I set my glass next to Colton's and turn in his arms, gazing up at him with desire. Then I fall to my knees in front of him and start unbuckling his pants. His body tenses for a minute, and I see a flash of excitement in his expression. I'm happy that I can surprise him like this. He totally didn't see this coming. To be honest, neither did I, but I'm enjoying being adventurous.
My heart pounds in my chest as I pull his hard cock out of his slacks. This will be the first blowjob that I've ever given, and I'm more than a little terrified that I'm going to mess it up. What's worse is I don't even really have a reference to go by. I've avoided reading articles about sex and watching porn ever since I realized what a horrible thing sex can be. Now I'm having to act on pure instinct.
It's not rocket science, Ember. Just stick it in your mouth and suck.
I try not to look too inexperienced as I take a deep breath and start kissing down his length. Colton's skin feels like velvet beneath my lips,
a stark contrast to the thickness beneath. I close my eyes and let my passion for him move me. My lips explore him and then my tongue follows suit.
I must be doing something right because every once in a while, Colton moans. He slips his fingers into my hair, more resting his hand there than guiding me.
After kissing and licking every inch of him, I take him into my mouth. His girth makes my jaw ache a bit, but I'm not about to give up because of a little discomfort. I work my muscles around him, bobbing my head back and forth. His grip tightens on my hair, and he bucks his hips every now and then, but for the most part, he gives me control. I'm glad that he's patient with me. Glad that he sounds like he's enjoying it.
I stay on my knees for a good ten minutes, listening to the seductive little pleasure noises he makes. I never imagined I could be so turned on from hearing a man moan, but it has definitely gotten my juices flowing. Blowing him is surprisingly sexy. I had honestly thought that it would be something I'd hate doing. Knowing that it feels so good to him makes me want to keep going. My jaw is getting too sore, though, and I'm ready to move on to other things.
I stand, and Colton immediately scoops me up in his arms, carrying me into the bedroom before throwing me onto the bed. I laugh as I bounce on the mattress. He crawls over me like a tiger stalking prey. It's not long before he's silencing me with kisses and I'm lost in the euphoria of the moment.
I peel his shirt over his head, wanting to feel and see his hard body. The urgency with which we strip each other down turns into a contest. It's like someone turned a burner on from low to high in one twist. The passion ignited between us is unlike anything I've felt before.
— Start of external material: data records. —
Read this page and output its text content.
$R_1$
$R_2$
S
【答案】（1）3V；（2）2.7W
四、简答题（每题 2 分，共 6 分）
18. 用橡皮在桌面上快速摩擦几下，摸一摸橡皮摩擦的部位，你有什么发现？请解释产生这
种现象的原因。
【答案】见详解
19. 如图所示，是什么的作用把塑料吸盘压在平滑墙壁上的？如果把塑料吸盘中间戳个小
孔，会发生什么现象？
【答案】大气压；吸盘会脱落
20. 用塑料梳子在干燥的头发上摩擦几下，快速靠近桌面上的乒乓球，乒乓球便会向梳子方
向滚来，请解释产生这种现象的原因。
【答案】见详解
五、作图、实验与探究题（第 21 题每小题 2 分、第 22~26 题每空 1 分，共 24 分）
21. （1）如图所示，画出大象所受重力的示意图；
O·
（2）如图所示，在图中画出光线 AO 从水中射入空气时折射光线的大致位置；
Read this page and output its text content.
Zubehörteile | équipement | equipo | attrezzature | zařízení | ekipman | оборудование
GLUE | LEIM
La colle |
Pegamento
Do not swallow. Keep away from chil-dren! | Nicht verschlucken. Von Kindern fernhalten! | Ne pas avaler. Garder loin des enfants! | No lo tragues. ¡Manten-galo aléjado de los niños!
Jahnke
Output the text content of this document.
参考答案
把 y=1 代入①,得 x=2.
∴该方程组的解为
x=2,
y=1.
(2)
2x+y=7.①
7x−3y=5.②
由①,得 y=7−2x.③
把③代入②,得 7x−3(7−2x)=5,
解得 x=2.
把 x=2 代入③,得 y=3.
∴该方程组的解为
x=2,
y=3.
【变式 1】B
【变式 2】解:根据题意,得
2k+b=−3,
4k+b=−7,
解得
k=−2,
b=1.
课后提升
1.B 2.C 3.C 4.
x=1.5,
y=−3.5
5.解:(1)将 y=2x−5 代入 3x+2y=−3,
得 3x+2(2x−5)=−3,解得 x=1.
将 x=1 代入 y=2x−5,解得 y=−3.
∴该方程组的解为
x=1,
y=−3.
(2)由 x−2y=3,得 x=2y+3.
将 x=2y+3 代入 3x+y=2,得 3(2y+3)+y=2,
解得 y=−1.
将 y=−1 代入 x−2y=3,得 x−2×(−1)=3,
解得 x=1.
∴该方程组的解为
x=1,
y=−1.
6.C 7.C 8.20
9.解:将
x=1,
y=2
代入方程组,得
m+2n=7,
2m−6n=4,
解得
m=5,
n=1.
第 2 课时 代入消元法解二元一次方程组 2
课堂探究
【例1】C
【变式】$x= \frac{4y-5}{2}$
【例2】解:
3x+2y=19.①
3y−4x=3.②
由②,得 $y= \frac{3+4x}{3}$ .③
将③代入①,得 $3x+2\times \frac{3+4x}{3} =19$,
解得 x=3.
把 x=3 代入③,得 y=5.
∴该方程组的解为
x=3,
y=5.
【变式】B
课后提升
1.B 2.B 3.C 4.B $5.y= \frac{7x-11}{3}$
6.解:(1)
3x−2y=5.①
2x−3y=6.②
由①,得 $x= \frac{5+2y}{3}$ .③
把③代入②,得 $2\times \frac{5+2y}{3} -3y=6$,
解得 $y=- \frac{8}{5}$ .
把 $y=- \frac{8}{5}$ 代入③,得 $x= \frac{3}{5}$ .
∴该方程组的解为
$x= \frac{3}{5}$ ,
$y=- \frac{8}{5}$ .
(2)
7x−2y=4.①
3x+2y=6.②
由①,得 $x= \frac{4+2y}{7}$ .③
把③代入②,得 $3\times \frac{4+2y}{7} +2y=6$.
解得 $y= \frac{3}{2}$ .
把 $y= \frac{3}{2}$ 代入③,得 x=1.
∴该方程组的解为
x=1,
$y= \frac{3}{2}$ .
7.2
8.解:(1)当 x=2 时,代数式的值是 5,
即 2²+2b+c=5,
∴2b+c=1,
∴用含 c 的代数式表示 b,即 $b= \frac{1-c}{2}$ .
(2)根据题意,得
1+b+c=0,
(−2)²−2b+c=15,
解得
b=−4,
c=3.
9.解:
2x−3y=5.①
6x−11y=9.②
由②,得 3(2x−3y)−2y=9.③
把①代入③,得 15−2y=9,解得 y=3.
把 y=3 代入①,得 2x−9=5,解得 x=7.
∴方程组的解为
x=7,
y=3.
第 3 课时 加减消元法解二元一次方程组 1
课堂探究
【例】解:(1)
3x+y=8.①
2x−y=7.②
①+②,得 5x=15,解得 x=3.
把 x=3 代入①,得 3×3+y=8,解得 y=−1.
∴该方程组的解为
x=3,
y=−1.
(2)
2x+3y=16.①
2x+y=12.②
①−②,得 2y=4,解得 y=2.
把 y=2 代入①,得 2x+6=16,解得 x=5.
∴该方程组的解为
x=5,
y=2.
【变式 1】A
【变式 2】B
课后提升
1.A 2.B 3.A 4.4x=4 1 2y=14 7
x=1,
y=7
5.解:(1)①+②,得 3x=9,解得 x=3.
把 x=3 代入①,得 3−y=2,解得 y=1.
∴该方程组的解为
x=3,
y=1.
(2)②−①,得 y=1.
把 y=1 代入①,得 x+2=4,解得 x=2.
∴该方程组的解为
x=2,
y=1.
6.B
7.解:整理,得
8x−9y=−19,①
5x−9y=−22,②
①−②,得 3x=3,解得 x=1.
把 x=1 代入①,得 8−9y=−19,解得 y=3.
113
There's no slow seduction this time. No making sure that I'm okay. Of course, my body language tells Colton that I'm perfectly fine. More than fine. I want him. There's no hesitation in my actions whatsoever.
Within minutes, he's inside of me. I cry out as he goes deep on the first thrust. My back presses into the mattress while he grinds on top of me, his pubic bone crushing into my clit and causing me to shatter around him. The fact that I came so quickly brings a blush to my cheeks. Shooting off in less than ten seconds is supposed to be a teenage boy thing, but I can't seem to control myself around him.